I also want to remember that human trafficking through militarisms is not simply about the economics. It is a colonial relation between the body and the colonizer. That many survivors of human trafficking, regardless of what got them into the situation come from a diversity of locations; they can be doctors, graduate students, professionals, to that of the stereotype. And the demand for human trafficking is also diverse, but situated in a perceived position of power.

Colonization produces a fragmentation and dismemberment at both the material and psychic levels. Decolonization for Jacqui Alexander is the making of room for the, “deep yearning for wholeness, often expressed as a yearning to belong, a yearning that is both material and existential, both psychic and physical, and which, when satisfied, can subvert and ultimately displace the pain of dismemberment.[4]  In order to create a wholeness, requires a remembering of that which is forgotten. And, that which is forgotten is not so much whether or not human trafficking exists, but the systems that enable it and the silences that perpetuate it.

Decolonization is a remembering, a rupturing of the dismemberment. But it also requires a “differential consciousness”: a narrative worked self-consciously.  The narratives of survivors those who experienced the trauma in many ways is an example of differential oppositional consciousness. Their stories challenge the forgetting of a trauma, the forgetting in the individual body, their body, the multiple bodies of the collective, the “community”.

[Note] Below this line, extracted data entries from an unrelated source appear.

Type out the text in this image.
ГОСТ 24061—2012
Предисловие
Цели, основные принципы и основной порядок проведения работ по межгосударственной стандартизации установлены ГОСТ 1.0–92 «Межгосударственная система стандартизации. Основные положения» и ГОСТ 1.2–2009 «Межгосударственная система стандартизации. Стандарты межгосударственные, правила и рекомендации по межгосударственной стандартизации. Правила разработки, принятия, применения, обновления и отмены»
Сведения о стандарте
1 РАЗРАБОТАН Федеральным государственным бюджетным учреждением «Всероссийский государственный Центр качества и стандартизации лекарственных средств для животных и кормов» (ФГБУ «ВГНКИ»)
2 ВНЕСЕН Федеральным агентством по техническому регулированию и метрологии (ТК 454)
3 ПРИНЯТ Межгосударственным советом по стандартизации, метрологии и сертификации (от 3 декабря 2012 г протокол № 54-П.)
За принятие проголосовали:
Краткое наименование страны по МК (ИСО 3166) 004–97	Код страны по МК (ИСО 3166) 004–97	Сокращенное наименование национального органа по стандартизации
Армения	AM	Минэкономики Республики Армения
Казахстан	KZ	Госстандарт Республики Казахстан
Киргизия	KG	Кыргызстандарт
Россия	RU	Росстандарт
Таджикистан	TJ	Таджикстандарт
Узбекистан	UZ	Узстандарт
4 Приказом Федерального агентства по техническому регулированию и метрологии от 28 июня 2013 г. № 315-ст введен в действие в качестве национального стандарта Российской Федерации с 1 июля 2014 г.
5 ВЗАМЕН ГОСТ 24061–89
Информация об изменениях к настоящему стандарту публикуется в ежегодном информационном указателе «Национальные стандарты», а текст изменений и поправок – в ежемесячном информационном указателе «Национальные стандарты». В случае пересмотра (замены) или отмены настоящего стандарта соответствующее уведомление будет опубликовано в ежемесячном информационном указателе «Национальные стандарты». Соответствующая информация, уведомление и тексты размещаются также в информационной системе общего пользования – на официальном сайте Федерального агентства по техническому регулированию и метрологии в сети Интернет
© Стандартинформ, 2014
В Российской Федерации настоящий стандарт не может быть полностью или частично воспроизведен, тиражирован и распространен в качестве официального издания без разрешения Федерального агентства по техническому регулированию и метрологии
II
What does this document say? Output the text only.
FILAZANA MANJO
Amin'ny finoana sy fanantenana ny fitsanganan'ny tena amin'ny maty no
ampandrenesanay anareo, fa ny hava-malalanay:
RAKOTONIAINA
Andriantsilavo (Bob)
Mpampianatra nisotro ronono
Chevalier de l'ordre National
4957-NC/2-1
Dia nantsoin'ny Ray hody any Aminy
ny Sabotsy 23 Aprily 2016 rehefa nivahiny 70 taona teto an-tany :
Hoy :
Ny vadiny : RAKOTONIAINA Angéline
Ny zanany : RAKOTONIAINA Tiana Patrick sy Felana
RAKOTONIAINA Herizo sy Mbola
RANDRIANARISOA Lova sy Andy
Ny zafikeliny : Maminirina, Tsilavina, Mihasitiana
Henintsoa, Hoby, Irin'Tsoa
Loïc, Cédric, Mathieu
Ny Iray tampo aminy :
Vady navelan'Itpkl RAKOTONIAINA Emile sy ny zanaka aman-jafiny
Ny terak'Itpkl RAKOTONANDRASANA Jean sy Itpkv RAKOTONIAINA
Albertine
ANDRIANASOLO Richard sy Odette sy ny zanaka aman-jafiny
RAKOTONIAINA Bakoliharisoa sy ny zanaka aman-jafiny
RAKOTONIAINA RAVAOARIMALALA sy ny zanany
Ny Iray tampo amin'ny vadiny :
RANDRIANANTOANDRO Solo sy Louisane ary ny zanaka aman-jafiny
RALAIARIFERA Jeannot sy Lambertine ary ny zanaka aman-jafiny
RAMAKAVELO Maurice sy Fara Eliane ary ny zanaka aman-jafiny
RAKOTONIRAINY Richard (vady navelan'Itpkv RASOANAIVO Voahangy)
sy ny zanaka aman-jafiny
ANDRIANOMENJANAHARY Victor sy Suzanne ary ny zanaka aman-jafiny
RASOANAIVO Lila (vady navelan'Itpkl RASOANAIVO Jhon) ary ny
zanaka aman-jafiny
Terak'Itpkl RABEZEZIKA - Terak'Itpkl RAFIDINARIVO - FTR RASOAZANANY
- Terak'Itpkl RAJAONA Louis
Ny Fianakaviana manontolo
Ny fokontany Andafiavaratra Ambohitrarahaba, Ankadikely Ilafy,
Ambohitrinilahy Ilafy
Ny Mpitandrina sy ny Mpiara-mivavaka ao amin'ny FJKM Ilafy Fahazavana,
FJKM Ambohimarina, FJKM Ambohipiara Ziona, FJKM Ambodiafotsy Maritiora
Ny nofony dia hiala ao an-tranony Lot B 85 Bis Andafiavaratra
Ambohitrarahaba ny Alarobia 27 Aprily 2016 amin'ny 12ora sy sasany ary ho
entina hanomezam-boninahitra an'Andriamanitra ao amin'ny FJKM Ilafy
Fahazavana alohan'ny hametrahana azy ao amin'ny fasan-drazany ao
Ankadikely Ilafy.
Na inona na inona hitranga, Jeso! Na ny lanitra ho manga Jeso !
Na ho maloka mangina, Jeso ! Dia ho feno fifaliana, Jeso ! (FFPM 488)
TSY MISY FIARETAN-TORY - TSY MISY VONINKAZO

So the question that I leave with then, is if the focus of my work appears to be beyond the university, then how does this fit into a university system? That in our workings to decolonize the university, such a process must also always engage with the colonialisms beyond the borders of the university institution; because as a community of academics and activists, we do not live outside of the community beyond the university boundaries, but are very much situated in it.

Human trafficking is systemic violence. It is the type of violence that extends beyond the body of the individual into the body of the community. Multiple bodies are traumatized making generations upon generations feel the repercussions of systemic trauma. This means that not only anti-trafficking work needs to occur transnationally, but also with collective healing. To counter the metanarrative of human trafficking as “normal” in our society, to challenge beliefs that it will always exist and to challenge how it is perpetuated by processes of racisms and sexisms that are also are manifestations of colonialisms, is a decolonial act.


End Notes

1. Doug McAdam, Sidney Tarrow, and Charles Tilly. 1997. “Toward an Integrated Perspective on Social Movements and Revolution.” Comparative Politics: Rationality, Culture, and Structure. Mark Irving Lichbach, Alan Zuckerman, Eds. Cambridge: Syndicate University of Cambridge, p. 149.  Metanarratives of social movements historically were constructed surrounding Marxism-Lenism, however, with the Third World Liberation Front and student movement during the 1960s illuminate how there are other theories that inform and mobilize that are informed by Foucaldian Social Constructivism, Derridian Deconstruction, and Cultural Misreading of Gramsci.

2. Ibid at xv

3. The Comfort Women: Colonialism, War, and Sex. Special issue of Positions: East Asia Cultures Critique 5 (spring 1997). Edited by Chungmoo Choi (guest editor). Durham, N.C.: Duke University Press. Pp. xiv + 323. $12 (individual issue).